# plato de ducha + mampara (de ducha) + grifo monomando



## Magg

Hola,

Necesito la versión inglesa para:

*-Plato de ducha
-Mampara (de ducha)
-Grifo monomando*

¿Me podéis decir qué opción es la más correcta para 'suministro sanitario'?

*-Bathroom fitting supplies
-Bathroom fittings supply/supplies*

¡Qué lío!  

Gracias,  
Magg


----------



## Masood

Plato de ducha is a 'shower tray'
(the other 2 I don't know what you mean)

'Bathroom fittings supplies' sounds OK


----------



## Magg

Hi ya M.!

*'Mampara' * is the artificial acrylic fibre walls around the shower so that the water doesn't go out.
And *'monomando'* is used for that type of tap that brings both cold and hot water.

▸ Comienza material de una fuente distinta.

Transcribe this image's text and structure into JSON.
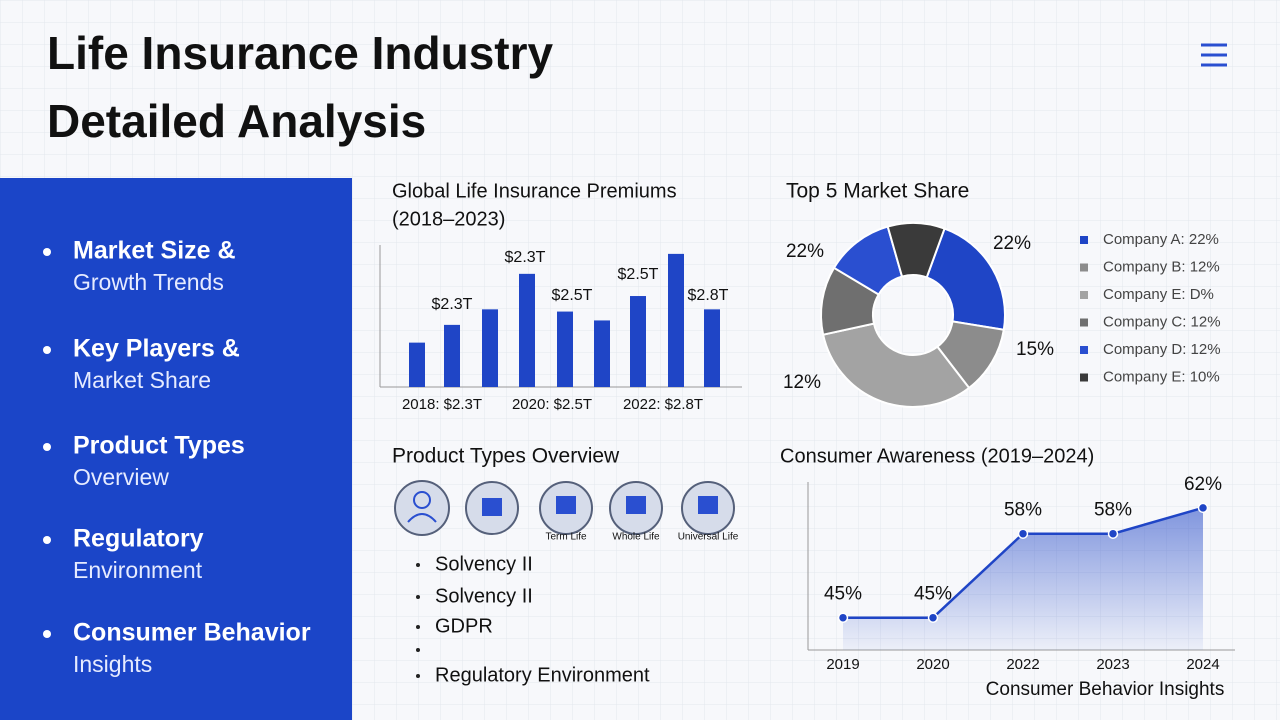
{
  "header": {
    "title_lines": [
      "Life Insurance Industry",
      "Detailed Analysis"
    ]
  },
  "sidebar": {
    "items": [
      {
        "title": "Market Size &",
        "subtitle": "Growth Trends"
      },
      {
        "title": "Key Players &",
        "subtitle": "Market Share"
      },
      {
        "title": "Product Types",
        "subtitle": "Overview"
      },
      {
        "title": "Regulatory",
        "subtitle": "Environment"
      },
      {
        "title": "Consumer Behavior",
        "subtitle": "Insights"
      }
    ]
  },
  "chart_data": [
    {
      "type": "bar",
      "title_lines": [
        "Global Life Insurance Premiums",
        "(2018–2023)"
      ],
      "categories": [
        "2018: $2.3T",
        null,
        null,
        "2020: $2.5T",
        null,
        null,
        "2022: $2.8T",
        null,
        null
      ],
      "values": [
        1.0,
        1.4,
        1.75,
        2.55,
        1.7,
        1.5,
        2.05,
        3.0,
        1.75
      ],
      "color": "#1f45c6",
      "ylim": [
        0,
        3.2
      ],
      "annotations": [
        "$2.3T",
        "$2.3T",
        "$2.5T",
        "$2.5T",
        "$2.8T"
      ]
    },
    {
      "type": "pie",
      "title": "Top 5 Market Share",
      "categories": [
        "Company A: 22%",
        "Company B: 12%",
        "Company E: D%",
        "Company C: 12%",
        "Company D: 12%",
        "Company E: 10%"
      ],
      "values": [
        22,
        12,
        32,
        12,
        12,
        10
      ],
      "colors": [
        "#1f45c6",
        "#8c8c8c",
        "#a3a3a3",
        "#6f6f6f",
        "#2a4fd0",
        "#3a3a3a"
      ],
      "annotations": [
        "22%",
        "22%",
        "15%",
        "12%"
      ]
    },
    {
      "type": "line",
      "title": "Consumer Awareness (2019–2024)",
      "categories": [
        "2019",
        "2020",
        "2022",
        "2023",
        "2024"
      ],
      "series": [
        {
          "color": "#1f45c6",
          "values": [
            45,
            45,
            58,
            58,
            62
          ],
          "value_labels": [
            "45%",
            "45%",
            "58%",
            "58%",
            "62%"
          ]
        }
      ],
      "ylim": [
        40,
        66
      ],
      "caption": "Consumer Behavior Insights"
    }
  ],
  "products": {
    "title": "Product Types Overview",
    "labels": [
      "Term Life",
      "Whole Life",
      "Universal Life"
    ]
  },
  "regulatory": {
    "items": [
      "Solvency II",
      "Solvency II",
      "GDPR",
      "Regulatory Environment"
    ]
  }
}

That's to say, you don't have two separate taps but only one to carry out the two actions.

Did I explain it properly?


----------



## Masood

Hi Magg
Mampara would be something like _'shower panel'_
monomando would be a _'mixer tap'_ (tap for UK, faucet EEUU)
Well explained, Magg.

Masood


----------



## moira

'Mampara' = bath screen


----------



## gotitadeleche

In the US, mampara is shower stall or shower enclosure.

Plato de ducha is shower pan or shower liner, I have even seen shower pan liner.


----------



## mpermenq

I think it is shower cabinnet, shower base, shower stall, it could be cornered, rounded, squared base.


----------



## BPG

Grifo monomando: single lever faucet / single handle faucet   (or tap)


----------



## triskelia

_grifo monomando es mixer tap_


----------



## mundosnuevos

*Comúnmente se habla de shower floor, shower door (para la mampara), y faucet.   Si quieres algo más técnico, busca en un sitio web como homedepot.com para ver cómo los llaman.  *


----------